今後は独占的・全世界的な事業化権を活用して、グローバル展開を狙う。新しい止血材は、海外でも販売を開始できるように計画はすでに進んでいる。台湾や韓国に次いで、アメリカやヨーロッパでの販売を展開していく予定だ。「この事業はニッチに見えるが、全世界の止血材の市場規模が3000億円なので、マーケットの規模は大きい。この止血材がグローバルスタンダードになることを目指します」と熱く語る髙村。来年の国内販売において、在庫の準備も進めている。「医療製品は欠品が許されません。生産から出荷まで数カ月かかるので、欠品リスクは常に考えています。

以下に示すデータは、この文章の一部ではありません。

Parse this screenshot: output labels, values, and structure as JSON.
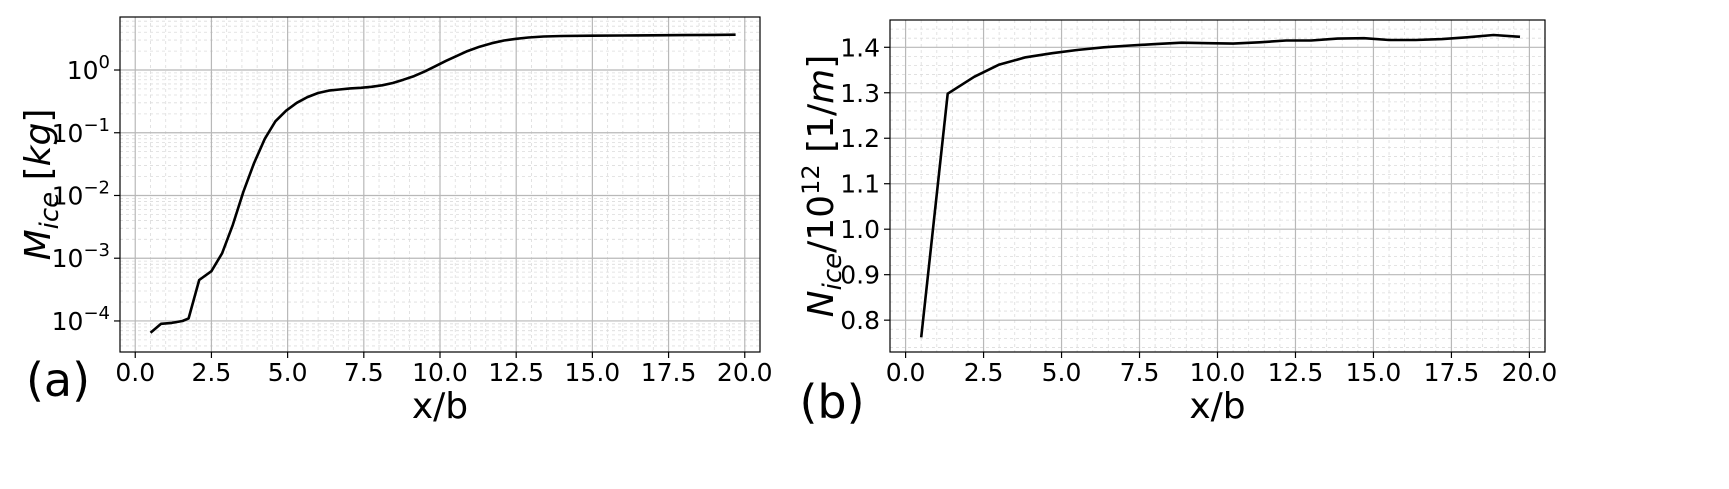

来年販売する分を準備している段階です」と永野。また、大阪の扶桑薬品工業、東京の科研製薬と販売パートナーシップを結び、総勢約1000人の医薬情報員がプロモーションを行う。これは医療製品の世界では、大規模なプロモーション活動である。
 

 「最近では手術する際に、医師は患者にインフォームドコンセントで止血剤の使用承諾を取りますが、例えば、未成年の子供を持つ親心としては、その時に薬害訴訟の事件を思い出して、子供が将来C型肝炎やエイズに感染するリスクを恐れます。実際に親が子供に既存の止血剤(フィブリン糊)を使わせることを躊躇するケースは多い。このような課題を克服する力が、当社の止血材にはある」と語る髙村は、今後の目標についてこう話す。「安全性が高い医療製品を開発していくことで、医療に貢献していきたい。また当社モデルを新しいビジネスモデルとして考えてもらいたい。現在使用されている先端の医療機器のほとんどは輸入品なので、日本発のものは誇りに思います。新たな産業として発展させていきたい」。
 

 安全性が高いペプチドを用いた製品案はまだまだ多数ある。それを一つ一つ実現させていくのが今後の目標だ。また、国立がんセンターと共同でプロジェクトを進めることで、最先端の核酸医薬の開発も行っていく。日本や海外のトップの研究所と協力して、更なる事業の開発を進めていきたいという。「当社は、少数精鋭で今後も頑張っていきます。全世界の医療進展に貢献するとともに、高い営業利益を目指します」と永野は熱く語った。
 

 今後、医療現場では欠かせない存在となってくる新しい止血材。周囲からの反響も強く、多方面で注目を集めている。「BtoBの会社なので、最初の頃は当社の製品の良さを理解してくれる人は、医療関係の方のみでした。しかし、最近は日本でも各個人の医療知識が増えてきました。そうした中で、様々なメディアが取り上げて下さるので、社会的関心がさらに高まっていくと思います」と期待を膨らませた。